Interprétée par Pacini, Jeanne observe avidement son environnement avec des yeux qui semblent presque animaux. Son innocence est son plus grand atout, bien qu’elle soit suffisamment astucieuse pour naviguer dans des situations délicates. Elle sait éviter l’homme qui tente de l’aider à descendre de la montagne et comprend intuitivement ce qui se passe lorsque « un médecin » (August Diehl) entre pour administrer une injection à la star après une crise. Que contient cette seringue ? Cristina est-elle ce que l’on pourrait appeler une « drogueuse » ?
Sur le plan de la présence à l’écran, Cotillard est souvent synonyme de sensibilité, ce qui rend sa représentation d’un personnage froid et distant quelque peu surprenante. Cela contraste avec son énergie naturelle, mais c’est le choix de Hadžihalilović, dont les films évoquent une immersion psychique dans un monde troublant. Cristina incarne une beauté à la Eva Green ou Angelina Jolie, tandis que le sourire de Cotillard pourrait faire fondre cette façade glaciale. Elle s’engage pleinement dans ce rôle, culminant dans une finale troublante où Cristina tente d’influencer la jeune fille, voyant en elle une version plus jeune d’elle-même.

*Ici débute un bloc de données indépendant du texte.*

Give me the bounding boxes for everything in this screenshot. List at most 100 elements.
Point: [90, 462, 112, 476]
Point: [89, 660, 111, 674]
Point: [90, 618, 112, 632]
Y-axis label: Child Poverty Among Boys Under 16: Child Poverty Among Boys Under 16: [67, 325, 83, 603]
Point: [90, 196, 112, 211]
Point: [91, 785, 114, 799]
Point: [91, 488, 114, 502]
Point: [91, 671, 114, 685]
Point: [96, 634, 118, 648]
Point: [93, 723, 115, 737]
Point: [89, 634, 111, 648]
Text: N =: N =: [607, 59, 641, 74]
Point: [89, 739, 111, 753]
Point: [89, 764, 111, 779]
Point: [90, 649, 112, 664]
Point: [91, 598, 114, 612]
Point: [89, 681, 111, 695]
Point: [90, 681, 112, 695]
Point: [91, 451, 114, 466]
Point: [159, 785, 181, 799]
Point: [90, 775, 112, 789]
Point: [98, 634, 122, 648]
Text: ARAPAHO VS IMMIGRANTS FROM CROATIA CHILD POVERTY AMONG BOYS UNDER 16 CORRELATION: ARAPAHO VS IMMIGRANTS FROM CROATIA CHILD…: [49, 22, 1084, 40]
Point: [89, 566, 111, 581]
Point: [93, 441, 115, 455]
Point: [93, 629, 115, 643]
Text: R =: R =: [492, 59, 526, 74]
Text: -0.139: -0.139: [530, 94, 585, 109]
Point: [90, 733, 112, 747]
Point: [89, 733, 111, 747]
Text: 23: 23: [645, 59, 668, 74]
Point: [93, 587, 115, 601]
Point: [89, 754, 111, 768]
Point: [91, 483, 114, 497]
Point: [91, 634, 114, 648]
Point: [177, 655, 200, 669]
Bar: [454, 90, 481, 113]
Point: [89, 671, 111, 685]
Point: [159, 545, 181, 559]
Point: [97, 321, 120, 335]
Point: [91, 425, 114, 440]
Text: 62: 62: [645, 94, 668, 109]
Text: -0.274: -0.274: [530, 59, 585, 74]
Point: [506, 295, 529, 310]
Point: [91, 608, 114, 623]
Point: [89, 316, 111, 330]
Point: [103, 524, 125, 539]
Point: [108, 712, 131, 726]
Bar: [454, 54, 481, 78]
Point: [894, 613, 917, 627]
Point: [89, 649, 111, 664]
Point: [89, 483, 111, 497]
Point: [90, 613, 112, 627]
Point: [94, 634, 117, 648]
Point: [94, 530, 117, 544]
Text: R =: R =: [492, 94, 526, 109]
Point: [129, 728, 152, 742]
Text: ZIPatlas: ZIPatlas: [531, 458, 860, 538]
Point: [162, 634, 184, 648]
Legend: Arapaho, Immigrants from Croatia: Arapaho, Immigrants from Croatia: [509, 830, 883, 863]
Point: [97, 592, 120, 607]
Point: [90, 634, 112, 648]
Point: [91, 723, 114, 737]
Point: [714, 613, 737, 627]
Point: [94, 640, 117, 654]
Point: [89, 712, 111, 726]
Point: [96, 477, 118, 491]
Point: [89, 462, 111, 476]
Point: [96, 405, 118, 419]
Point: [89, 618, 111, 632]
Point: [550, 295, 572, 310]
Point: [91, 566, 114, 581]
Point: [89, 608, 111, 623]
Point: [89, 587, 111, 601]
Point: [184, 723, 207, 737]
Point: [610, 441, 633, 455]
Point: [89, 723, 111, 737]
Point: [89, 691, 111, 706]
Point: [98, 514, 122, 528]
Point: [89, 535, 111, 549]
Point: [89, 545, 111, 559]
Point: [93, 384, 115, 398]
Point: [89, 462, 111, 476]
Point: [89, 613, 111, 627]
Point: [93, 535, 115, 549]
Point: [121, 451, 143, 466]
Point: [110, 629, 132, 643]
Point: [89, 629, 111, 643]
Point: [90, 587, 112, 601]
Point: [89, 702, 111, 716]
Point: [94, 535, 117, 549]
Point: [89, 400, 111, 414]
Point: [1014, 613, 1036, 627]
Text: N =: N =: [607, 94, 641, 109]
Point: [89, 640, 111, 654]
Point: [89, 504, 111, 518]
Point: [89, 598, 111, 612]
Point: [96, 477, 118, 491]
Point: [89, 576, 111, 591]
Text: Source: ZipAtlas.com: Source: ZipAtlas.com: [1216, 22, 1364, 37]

Hadžihalilović prolonge les scènes jusqu’à ce que le spectateur se sente presque anesthésié. Dans « Earwig », elle a plongé le public dans un état de quasi-sommeil avec un voyage en train monotone, et ici, la musique scintillante et les lumières chatoyantes hypnotisent le spectateur. Cela peut sembler ennuyeux, à moins que vous ne laissiez votre esprit s’engager à un niveau presque subconscient. C’est à ce moment-là que l’attention minutieuse portée à la cinématographie, aux décors, aux costumes et au design sonore transforme « La Tour de Glace » en une expérience onirique.
En somme, Hadžihalilović nous invite à réfléchir à nos propres reflets à travers cette œuvre fascinante, un diamant mort suspendu dans le temps.